Just like in the paintings. They’re so accurate that I could have been creating them from a photo.
The man scanned the woods behind his cabin. Sam didn’t dare inhale, even though her lungs ached and her head throbbed. Her heartbeat was loud in her ears, and she felt certain that the man would be able to hear it. He wasn’t looking in her direction, though, but faced the forest. Sam caught a brief glimpse of an axe—uncle Peter’s axe—clasped in his hand before the man stepped towards the trees and disappeared between them with unexpected litheness.
CHAPTER FOURTEEN
Sam didn’t move for a long time. Her heart beat frantically, and she struggled to draw breath. Even though the forest was still, she kept imagining she heard footsteps heralding the man’s return.
Gotta get moving, Sam. Get to your feet. Get away from his house.
Movement seemed impossible, though. Her limbs were locked up with terror, and her body couldn’t draw in oxygen quickly enough. Then a fat, heavy insect landed on Sam’s face and broke the trance. She jolted to her feet, fighting her way out from the bushes, and staggered through the clearing. One of the fowls squawked in alarm as she passed the hutch. Sam glanced behind herself once, searching between the trees, but the only movement came from the trembling leaves. She turned towards the woods that would lead in the direction opposite to the way the man had taken.
Terror had given her strength, and Sam ran as quickly and as silently as the dense woods would allow her to. She didn’t dare turn her torch back on. Instead, she held both hands ahead of herself to protect her face from the worst of the scratching branche
s and focussed on moving her feet in long, careful strides. She didn’t know which direction she was going, but she didn’t care. All she wanted was to be away from the strange cabin and away from the man, to keep him from adding any of her fingers to his sick collection.

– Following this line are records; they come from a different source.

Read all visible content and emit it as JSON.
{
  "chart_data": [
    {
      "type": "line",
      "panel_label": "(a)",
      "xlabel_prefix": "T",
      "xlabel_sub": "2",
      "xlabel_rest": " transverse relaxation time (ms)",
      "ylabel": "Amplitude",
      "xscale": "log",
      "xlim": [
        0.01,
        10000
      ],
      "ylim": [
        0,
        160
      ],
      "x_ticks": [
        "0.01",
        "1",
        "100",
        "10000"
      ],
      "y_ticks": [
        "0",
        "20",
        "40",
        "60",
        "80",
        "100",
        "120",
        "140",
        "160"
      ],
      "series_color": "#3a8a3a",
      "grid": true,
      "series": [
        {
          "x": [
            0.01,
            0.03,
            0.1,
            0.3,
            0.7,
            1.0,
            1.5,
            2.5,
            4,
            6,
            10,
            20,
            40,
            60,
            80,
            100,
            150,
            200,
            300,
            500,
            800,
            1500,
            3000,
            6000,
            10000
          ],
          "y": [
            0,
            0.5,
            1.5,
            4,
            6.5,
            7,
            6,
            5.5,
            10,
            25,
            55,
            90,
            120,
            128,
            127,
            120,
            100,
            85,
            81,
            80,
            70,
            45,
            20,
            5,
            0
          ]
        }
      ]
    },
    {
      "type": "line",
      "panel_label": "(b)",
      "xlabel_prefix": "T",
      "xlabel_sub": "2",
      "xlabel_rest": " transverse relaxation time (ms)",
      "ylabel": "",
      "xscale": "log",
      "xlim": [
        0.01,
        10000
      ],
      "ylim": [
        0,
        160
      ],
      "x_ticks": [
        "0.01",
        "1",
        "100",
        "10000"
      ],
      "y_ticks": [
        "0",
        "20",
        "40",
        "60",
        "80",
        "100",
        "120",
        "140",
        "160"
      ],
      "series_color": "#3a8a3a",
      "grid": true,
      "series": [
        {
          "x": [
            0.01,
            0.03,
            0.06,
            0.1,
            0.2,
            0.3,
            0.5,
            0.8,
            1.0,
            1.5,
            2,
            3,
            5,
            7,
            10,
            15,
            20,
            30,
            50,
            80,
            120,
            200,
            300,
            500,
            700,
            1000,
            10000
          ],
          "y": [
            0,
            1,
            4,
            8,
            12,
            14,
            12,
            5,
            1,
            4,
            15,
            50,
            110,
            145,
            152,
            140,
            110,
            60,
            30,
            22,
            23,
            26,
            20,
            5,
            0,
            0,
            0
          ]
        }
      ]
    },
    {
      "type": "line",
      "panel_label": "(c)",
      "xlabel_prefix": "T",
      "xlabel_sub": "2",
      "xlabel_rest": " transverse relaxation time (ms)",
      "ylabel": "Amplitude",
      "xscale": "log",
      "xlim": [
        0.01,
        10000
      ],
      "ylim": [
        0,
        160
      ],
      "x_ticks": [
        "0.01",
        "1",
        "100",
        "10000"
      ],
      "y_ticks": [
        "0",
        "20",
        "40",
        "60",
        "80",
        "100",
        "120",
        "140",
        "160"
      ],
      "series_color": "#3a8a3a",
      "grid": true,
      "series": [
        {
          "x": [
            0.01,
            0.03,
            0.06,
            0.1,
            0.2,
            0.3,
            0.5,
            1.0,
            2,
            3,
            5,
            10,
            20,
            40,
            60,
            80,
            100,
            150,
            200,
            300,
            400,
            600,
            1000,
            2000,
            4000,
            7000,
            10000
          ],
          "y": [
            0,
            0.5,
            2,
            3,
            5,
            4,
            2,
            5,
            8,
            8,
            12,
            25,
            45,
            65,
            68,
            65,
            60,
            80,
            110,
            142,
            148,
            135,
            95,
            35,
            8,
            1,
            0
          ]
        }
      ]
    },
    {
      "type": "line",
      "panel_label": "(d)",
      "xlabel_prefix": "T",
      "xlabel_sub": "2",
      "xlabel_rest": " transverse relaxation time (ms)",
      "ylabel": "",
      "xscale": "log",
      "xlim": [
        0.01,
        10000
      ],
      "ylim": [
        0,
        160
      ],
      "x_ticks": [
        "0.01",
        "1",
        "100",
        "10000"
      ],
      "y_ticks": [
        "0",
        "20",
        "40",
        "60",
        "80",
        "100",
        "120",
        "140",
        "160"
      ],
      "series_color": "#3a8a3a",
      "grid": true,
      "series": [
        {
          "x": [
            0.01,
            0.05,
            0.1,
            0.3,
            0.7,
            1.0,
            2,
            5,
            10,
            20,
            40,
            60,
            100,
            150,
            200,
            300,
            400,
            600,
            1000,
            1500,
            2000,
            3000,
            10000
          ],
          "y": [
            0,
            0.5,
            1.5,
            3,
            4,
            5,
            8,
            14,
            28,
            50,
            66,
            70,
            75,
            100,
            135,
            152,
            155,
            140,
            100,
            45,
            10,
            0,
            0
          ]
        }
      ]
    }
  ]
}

The woods cleared, and Sam stumbled to a halt on the edge of a drop-off. Her legs were weak, and her lungs ached, so she let herself slump onto the rocks to rest. Dehydration taxed her body, setting up a pounding headache behind her eyes. Remembering she’d pocketed the bottle of water, Sam felt for it in her jacket. To her surprise and relief, the bottle had survived her fall out of the window. She tugged the cap off and drained it.

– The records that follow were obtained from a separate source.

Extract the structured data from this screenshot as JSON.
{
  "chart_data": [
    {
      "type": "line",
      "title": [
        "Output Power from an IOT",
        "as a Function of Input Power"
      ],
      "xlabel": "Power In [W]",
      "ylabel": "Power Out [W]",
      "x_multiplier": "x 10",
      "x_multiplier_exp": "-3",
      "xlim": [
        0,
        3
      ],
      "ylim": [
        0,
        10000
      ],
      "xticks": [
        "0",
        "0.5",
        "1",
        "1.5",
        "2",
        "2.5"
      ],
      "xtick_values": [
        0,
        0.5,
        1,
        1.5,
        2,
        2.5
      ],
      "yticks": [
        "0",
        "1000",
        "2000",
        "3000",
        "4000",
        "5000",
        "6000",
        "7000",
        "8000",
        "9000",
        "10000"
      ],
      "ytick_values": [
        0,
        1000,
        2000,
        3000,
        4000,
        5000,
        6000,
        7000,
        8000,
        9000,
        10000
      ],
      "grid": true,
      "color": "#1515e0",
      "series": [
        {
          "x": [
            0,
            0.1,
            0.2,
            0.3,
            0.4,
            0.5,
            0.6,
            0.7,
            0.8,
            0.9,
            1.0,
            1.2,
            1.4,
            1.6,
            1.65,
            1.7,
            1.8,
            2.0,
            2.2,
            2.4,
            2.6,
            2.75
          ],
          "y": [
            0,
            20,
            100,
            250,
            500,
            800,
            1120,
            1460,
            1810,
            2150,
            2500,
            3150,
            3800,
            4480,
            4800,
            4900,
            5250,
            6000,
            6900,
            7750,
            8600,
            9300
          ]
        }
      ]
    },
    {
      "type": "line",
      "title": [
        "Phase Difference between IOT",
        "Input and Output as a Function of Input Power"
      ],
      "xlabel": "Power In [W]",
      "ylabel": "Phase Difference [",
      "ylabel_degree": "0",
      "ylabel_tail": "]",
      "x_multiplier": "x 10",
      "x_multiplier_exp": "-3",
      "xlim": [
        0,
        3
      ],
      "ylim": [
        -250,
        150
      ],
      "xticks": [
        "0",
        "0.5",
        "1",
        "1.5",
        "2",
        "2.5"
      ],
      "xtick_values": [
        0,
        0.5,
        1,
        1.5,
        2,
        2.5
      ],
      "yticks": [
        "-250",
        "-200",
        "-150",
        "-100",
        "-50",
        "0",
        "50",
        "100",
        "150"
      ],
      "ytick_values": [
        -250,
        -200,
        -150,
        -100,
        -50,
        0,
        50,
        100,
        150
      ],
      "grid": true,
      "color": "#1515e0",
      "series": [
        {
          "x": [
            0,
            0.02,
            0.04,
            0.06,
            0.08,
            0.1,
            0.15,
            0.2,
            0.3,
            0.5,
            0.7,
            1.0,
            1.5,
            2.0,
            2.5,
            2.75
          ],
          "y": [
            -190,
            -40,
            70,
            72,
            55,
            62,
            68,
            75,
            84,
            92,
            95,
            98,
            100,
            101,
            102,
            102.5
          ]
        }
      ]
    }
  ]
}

Dawn was still at least half an hour away, and the moon bathed the area in its pale light. Trees coated the slope ahead of Sam, which dipped until it met the lake. Dense fog hid the water from sight. Sam thought she saw a faint glow on the beach. Peter’s cabin. Should I be going back there?
I don’t think I have a choice.
As soon as she’d stopped moving, the cold had begun biting at her in earnest. She didn’t have nearly enough layers, and she knew the temperature would continue to drop until dawn broke.
Besides, there’s the radio in the cabin. If I go inside for just a minute to grab the radio, the codes, some water, and my heavier jacket, at least I’ll have a proper chance of getting out of here.
With any luck, Sam thought, the man would either still be searching the woods or have returned to his cabin to check that nothing had been stolen. Sam didn’t think he would wait for her in Peter’s house a second time.
She crumpled the empty water bottle and tucked it inside her pocket before climbing to her aching legs. She’d found her way to one of the steeper parts of the mountain and had to slow to a crawl to climb down the cliffs to the shore.
A hint of light dissolved the stars near the opposite side of the lake as the sun started its daily climb over the mountain ridge. The cold increased as Sam moved lower. By the time she stumbled onto the beach, uncontrollable shivers wracked her. She didn’t dare remove her hands from where she’d tucked them inside her jacket, even though the condensed fog dripped from her nose. The cabin’s fire, burnt down to embers, provided a faint glow to guide her to the cabin.